From listening to Linda and Vika, I’d sure love to visit one of those Tongan churches.
“Everyone we take cries when they see the Tongans fire up…as soon as you walk into the church and they start singing and they get into it, how can you help but not be moved?”
The album finishes with a beautiful, unaccompanied Amazing Grace. The slow tempo and the pure quality of the voices make it an appropriately emotional end to the album.

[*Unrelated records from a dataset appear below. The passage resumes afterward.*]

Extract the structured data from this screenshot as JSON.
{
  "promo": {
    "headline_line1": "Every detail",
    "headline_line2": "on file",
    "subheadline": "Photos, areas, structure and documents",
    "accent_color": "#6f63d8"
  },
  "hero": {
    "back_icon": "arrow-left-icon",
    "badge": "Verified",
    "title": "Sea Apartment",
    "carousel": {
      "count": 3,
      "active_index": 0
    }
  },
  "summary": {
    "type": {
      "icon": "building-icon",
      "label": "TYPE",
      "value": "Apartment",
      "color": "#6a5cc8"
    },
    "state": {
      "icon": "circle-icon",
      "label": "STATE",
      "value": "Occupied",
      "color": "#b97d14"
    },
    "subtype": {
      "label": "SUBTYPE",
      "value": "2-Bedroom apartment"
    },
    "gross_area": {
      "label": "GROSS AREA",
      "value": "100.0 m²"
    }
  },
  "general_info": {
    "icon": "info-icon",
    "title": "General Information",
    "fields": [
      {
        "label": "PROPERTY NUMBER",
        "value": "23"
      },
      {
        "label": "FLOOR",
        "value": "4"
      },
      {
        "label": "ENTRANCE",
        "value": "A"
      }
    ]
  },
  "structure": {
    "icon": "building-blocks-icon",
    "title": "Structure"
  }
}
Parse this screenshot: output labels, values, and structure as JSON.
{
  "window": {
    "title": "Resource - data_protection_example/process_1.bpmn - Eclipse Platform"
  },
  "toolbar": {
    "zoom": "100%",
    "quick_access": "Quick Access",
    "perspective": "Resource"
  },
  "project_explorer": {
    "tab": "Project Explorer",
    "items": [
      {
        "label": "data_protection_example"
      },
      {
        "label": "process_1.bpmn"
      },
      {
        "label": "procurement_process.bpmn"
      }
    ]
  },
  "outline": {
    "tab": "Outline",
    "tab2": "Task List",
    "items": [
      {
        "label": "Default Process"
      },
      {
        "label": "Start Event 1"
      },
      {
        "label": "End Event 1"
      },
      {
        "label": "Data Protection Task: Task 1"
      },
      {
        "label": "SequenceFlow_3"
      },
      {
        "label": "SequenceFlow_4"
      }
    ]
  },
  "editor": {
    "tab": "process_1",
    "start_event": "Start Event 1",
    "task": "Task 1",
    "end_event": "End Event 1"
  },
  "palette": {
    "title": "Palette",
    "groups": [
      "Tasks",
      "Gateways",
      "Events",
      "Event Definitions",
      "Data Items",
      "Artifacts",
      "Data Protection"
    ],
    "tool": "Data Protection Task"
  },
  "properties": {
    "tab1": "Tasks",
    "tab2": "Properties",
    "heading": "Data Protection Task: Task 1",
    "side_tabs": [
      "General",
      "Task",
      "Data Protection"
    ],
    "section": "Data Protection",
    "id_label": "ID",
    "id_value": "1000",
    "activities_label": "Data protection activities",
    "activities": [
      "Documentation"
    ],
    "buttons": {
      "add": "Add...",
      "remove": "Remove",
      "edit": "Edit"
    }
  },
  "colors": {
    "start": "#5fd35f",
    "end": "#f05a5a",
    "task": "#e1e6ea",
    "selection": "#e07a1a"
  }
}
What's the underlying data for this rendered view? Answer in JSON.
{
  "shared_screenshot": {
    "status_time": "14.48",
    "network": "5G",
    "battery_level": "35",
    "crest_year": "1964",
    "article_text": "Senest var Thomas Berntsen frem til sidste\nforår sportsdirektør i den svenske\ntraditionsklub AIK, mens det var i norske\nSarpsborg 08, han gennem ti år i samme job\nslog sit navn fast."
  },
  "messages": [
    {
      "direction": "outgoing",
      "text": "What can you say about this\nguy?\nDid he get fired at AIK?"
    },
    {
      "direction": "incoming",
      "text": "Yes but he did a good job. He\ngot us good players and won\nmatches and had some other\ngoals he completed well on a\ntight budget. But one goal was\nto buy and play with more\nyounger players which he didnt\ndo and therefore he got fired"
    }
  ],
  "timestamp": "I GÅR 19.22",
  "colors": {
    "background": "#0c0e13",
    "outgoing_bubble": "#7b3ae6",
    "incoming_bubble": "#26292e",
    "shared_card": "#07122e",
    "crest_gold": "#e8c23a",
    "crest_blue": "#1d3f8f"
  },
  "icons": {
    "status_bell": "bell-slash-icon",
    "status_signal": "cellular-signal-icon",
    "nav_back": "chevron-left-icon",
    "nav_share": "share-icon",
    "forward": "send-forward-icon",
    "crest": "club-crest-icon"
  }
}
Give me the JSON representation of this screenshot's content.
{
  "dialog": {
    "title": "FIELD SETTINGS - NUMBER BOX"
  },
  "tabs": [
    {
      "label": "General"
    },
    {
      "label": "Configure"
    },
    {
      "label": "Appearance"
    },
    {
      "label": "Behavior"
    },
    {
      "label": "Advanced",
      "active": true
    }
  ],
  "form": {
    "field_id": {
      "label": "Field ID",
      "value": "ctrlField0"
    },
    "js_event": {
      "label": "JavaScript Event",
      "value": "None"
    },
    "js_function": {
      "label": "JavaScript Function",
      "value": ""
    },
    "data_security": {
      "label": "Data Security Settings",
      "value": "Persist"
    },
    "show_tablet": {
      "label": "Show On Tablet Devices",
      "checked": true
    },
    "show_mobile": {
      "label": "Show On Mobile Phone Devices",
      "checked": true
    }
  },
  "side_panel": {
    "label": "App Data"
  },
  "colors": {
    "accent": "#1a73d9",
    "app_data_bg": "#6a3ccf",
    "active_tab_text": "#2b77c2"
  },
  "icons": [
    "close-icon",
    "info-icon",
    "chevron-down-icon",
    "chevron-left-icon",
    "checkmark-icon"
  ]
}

There’s something about this song that seems to appeal to almost everybody, so I asked Linda what she thought it is about gospel music that has such a wide appeal even to people of no faith?
“I think that it’s uplifting and it’s one of those sort of genres that you can lean on when feeling a bit down, or when you could do with an uplift. It lends itself naturally to that sort of universal feeling. You know, we all want to live a little bit better sometimes. Although we grew up in a church and had a very religious upbringing, we think this music is for everybody. And I think that we love singing it because for us, it’s a release. I think it’s ultimately our aim with a gospel record to make people feel better, whether they believe or not.”
Sadly, with the restrictions still in place because of the pandemic, the Bull sisters haven’t been able to go out and play on the road. But, Linda told me, they can’t wait to sing these songs to a live audience. Hearing these two sing these songs live is going to be some experience. I just hope I get the opportunity to hear them.